Epilepsy is characterized by recurrent, unprovoked seizures due to excessively abnormal discharge of the cerebral cortical neurons. It may manifest as a convulsion, hypertonic movements or stereotyped movement, disturbances in sensation, alteration of perception, or loss of consciousness. eHcy has been observed in patients with epilepsy, but this may also result from the adverse effects of chronic use of antiepileptic drugs such as valproic acid, topiramate, and oxcarbazepine,84 especially in those with MTHFR 677C-T or 1298A-C polymorphisms.85 As mentioned above, the decreased MTHFR enzymatic activity in these patients86 causes eHcy. Gorgone et al.87 found that the rate of brain atrophy was higher in epilepsy patients with eHcy in an MRI study of 58 patients with epilepsy who were taking antiepileptic drugs and, for comparison, 60 age- and sex-matched controls. They concluded that both Hcy and polypharmacy contribute to brain atrophy in epileptic patients.87
It has been shown that elevated levels of homocysteic acid and Hcy sulfinic acid in pediatric epilepsy with homocysteinuria are excitotoxic via N-methyl-D-aspartate (NMDA) and non-NMDA receptors. Moreover, eHcy inhibits glutamate decarboxylase activity and disturbs glutamate-glutamine metabolism.88
Peripheral neuropathy (PN) is a common neurologic disorder that is more common among the elderly. Depending upon the type of nerve fibers involved, PN can cause symptoms of sensory, motor, and autonomic dysfunction. It has many possible etiologies: metabolic, infectious, inflammatory, toxic (including adverse effects of certain drugs and radiation), malnutritional, inherited, or autoimmune-mediated. Recent clinical studies have revealed that eHcy exaggerates the prevalence of PN in diabetics and exacerbates any preexisting diabetic neuropathy.89,90,91 In a community-based study of 483 adults, Bruce and Young89 observed a high prevalence of PN among those with undiagnosed diabetes. After multivariate logistic regression analysis and controls for age, female sex, low education, glycated hemoglobin, and smoking, it was found that eHcy was independently associated with PN.89 The notion of eHcy as an independent variable associated with increased prevalence of diabetic PN has been supported by subsequent clinical studies.90,91,92,93
Elevated levels of Hcy may be a risk factor for diabetic autonomic neuropathy. It was estimated that for each 1-mmol/L increase in Hcy, there is a 7.1% increased risk in diabetic autonomic neuropathy (p<0.05), while a 5 µmol/L increase in Hcy levels would increase the OR to 2.6 for PN (95% CI, 1.07-6.33) in diabetic patients.94 Our group recently reported that isolated eHcy without any concurrently identifiable risk factors for PN is an independent risk factor for the development of PN.94 Previous animal studies have shown a marked elevation of AdoHcy in the neural tissues in a methylation-deficiency pig model, which suggested that eHcy is able to cause PN through a raised AdoHcy level in those tissues.95 Therefore, eHcy-induced PN may be a potentially treatable entity.96 Interestingly, anti-PD medication causes eHcy, and an increased frequency of PN was evident in PD patients with eHcy who had been treated with L-DOPA,97 suggesting a link between eHcy and the development of PN.

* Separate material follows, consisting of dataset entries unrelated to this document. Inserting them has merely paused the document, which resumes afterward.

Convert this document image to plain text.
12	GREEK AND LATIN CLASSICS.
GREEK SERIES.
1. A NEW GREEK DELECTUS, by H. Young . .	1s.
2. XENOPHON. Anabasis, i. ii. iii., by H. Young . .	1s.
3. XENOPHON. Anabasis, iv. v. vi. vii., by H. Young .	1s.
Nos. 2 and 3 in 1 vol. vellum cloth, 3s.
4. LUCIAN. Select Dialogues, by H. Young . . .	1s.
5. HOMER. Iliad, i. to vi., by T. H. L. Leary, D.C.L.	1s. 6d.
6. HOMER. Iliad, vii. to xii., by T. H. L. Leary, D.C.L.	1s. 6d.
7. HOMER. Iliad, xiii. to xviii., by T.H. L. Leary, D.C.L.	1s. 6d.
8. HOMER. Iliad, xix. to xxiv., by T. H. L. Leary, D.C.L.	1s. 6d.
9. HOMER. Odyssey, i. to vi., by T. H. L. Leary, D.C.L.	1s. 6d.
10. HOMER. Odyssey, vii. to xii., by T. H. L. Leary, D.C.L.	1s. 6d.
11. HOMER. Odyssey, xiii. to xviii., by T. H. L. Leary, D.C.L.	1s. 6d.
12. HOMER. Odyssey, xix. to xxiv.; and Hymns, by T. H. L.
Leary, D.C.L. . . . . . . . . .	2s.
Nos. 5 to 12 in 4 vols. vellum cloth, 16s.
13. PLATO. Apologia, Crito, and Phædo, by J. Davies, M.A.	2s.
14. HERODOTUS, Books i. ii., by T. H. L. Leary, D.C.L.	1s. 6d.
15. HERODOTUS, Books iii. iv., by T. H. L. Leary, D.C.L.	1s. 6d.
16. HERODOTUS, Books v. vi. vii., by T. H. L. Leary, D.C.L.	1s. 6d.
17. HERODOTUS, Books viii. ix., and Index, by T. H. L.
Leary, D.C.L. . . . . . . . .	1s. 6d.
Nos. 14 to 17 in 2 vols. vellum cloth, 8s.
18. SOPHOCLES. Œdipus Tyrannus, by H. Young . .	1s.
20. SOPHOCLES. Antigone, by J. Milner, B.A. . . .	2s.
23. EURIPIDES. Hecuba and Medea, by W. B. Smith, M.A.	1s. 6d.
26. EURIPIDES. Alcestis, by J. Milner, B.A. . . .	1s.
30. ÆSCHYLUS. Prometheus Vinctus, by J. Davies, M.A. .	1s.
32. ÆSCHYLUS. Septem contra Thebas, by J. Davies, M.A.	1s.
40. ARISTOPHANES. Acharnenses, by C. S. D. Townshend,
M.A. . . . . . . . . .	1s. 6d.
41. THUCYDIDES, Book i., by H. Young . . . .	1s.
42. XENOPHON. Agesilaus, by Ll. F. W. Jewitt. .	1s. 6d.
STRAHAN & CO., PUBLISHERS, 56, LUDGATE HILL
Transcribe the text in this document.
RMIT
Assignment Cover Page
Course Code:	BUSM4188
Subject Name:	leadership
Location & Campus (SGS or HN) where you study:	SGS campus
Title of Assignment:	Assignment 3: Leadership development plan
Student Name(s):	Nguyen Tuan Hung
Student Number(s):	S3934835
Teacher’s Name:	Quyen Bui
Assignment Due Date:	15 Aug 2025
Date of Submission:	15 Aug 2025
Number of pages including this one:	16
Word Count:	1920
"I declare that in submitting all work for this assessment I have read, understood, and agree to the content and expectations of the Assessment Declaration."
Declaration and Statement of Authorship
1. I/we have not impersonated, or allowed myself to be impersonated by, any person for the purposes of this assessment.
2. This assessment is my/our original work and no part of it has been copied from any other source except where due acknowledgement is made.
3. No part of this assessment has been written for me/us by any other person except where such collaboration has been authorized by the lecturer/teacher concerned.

Elevated level of Hcy has been observed in many medical conditions including various neurologic disorders. The pathogenesis of eHcy is currently attracting considerable research interest, simply because early intervention to normalize the Hcy level may be beneficial to these patients and prevent them from suffering eHcy-induced additional cell damage and dysfunction. However, current clinical observations have produced inconsistent conclusions. Although controversy exists, this review on the relationship between eHcy (namely hyperhomocysteinemia) and neurologic disorders may help toward a better understanding of the current knowledge and rationales for further clinical and basic research. A simple blood test that can easily detect eHcy may be useful during the initial workup of common neurologic disorders. The strategy of attempting to normalize eHcy using a simple and relatively harmless multivitamin regimen can be tried in addition to the usual standard of care for that particular disorder. The usefulness of this potential strategy should be addressed in future studies.